Tsipras’ government faces a vote in parliament later Friday - authorising the government to negotiate on the basis of his proposals - that he is expected to carry thanks to support from opposition parties.

But the reaction of his own lawmakers in his radical left Syriza party is less certain. The 40-year-old leader may face a full-scale rebellion when it comes to implementing the painful cuts Greece will have to swallow in a new three-year bailout plan.

Tsipras, whose Syriza party is a complex kaleidoscope of leftist movements, has tried to head off a challenge by telling his MPs “we face critical decisions”. “We either carry on together or we all leave together,” he said, according to state news agency ANA.

The mercurial nature of the Greek crisis, which has already shipwrecked three governments in six years, has seen Tsipras go from being the scourge of austerity to possible betraying the radical leftist principles of his voter base.

The document he sent to Brussels early on Friday was nearly identical to the one Greeks rejected by over 61 percent last Sunday in a referendum.

Analysts said the novice premier faced an impossible choice between splitting his own party, possibly dooming his government, and going down in history as the leader who crashed Greece out of the euro.

“The plan will undoubtedly be approved thanks to opposition votes. But it will shake Syriza to its foundations,” said Serapheim Seferiadis, a professor of political science at Athens’s Panteion University.

“There are going to be resignations,” he predicted, wondering about the future of a leftist party “carrying on the policies of the socialists and the conservatives”.

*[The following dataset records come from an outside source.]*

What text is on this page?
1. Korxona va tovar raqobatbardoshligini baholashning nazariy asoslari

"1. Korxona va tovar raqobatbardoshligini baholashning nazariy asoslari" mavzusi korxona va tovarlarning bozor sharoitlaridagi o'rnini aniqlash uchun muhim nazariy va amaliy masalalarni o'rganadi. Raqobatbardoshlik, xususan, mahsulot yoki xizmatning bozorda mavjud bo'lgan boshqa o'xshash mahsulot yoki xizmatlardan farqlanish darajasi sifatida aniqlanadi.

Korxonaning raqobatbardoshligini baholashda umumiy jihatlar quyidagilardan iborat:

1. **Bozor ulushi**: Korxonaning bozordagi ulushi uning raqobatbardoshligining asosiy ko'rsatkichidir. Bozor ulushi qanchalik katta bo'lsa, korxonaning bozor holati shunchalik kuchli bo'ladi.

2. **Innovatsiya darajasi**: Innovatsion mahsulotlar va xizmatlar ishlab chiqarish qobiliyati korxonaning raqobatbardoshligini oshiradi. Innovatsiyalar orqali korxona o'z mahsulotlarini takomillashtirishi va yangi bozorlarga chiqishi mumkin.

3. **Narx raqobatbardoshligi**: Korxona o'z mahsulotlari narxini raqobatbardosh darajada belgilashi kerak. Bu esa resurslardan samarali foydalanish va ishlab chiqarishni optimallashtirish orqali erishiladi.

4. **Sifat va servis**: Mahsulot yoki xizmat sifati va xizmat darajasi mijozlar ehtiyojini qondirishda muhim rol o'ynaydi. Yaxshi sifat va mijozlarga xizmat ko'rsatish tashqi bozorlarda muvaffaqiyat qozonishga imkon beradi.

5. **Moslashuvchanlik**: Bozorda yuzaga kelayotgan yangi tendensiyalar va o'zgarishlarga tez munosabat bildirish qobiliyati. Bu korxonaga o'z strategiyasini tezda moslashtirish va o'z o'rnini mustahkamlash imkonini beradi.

Greece has already defaulted to the International Monetary Fund and has to repay the European Central Bank 4.2 billion euros ($4.7 billion) on July 20 with state coffers nearly dry. Greek banks have also been shut for nearly two weeks, disrupting market operations and raising the fear of shortages as the public is limited to daily 60-euro ATM withdrawals.

Tsipras ‘miscalculated’

“Obviously Tsipras, his close aides, his hangers-on and impassioned supporters miscalculated the consequences of their actions and inaction over the past five months,” Nikos Konstandaras, editor of the liberal daily Kathimerini, wrote in a commentary.

“Tsipras must decide whether to stick to a course that has brought nothing but harm to the country or throw himself into whatever he can for Greece,” Konstandaras said.

Just ahead of a midnight deadline on Thursday, the Greek government sent the creditors a 13-page document acceding to most of their demands to overhaul the costly pension system, raise taxes and commit to privatisations.

“The Greek proposal... includes funding of the country’s financing needs... for three years, debt adjustment and a front-loaded investment package of 35 billion euros ($38 billion),” a Greek government source said. Some early European reactions were positive, notably from France and Italy.

Slovakia, a staunch opponent of extending more bailout funds to Greece without it accepting more austerity measures, saw “progress” in the new proposals. But it remains to be seen how other sceptical eurozone partners, Germany particularly, respond to the submission. Several had been openly suggesting Greece could be cut loose from the eurozone.

An EU summit is scheduled for Sunday to decide whether to accept Greece’s reform plan in exchange for another huge bailout, its third in five years.

‘No tomorrow’

Trying to sweeten the pill, government daily Avgi on Friday said the “tough decisions” would be rewarded by debt adjustment and investment. “There is no tomorrow,” Avgi said. “Each of us must judge their position with a cool head and historic responsibility.”

Tsipras’s Energy Minister Panagiotis Lafazanis, the head of the party’s hardline left wing, this week insisted that last Sunday’s ‘No’ “will not become a humiliating ‘Yes’” to what he described as “new (austerity) crematoria” for the Greek people. “We don’t want to follow two failed bailouts with a third bailout deal of hard austerity, suffering and deprivation for the Greek people,” Lafazanis said.

Filippa Chatzistavrou, a researcher at the Eliamep think-tank, nevertheless argued that the ordeal would allow Tsipras to re-align his party and could even strengthen his hand.

If there is a deal, she says, “it will help Tsipras move his party towards the centre”. “He has limited room for manoeuvre. Nobody expects him to work miracles. If he manages to water down the austerity dosage, he will come out of this stronger,” she says.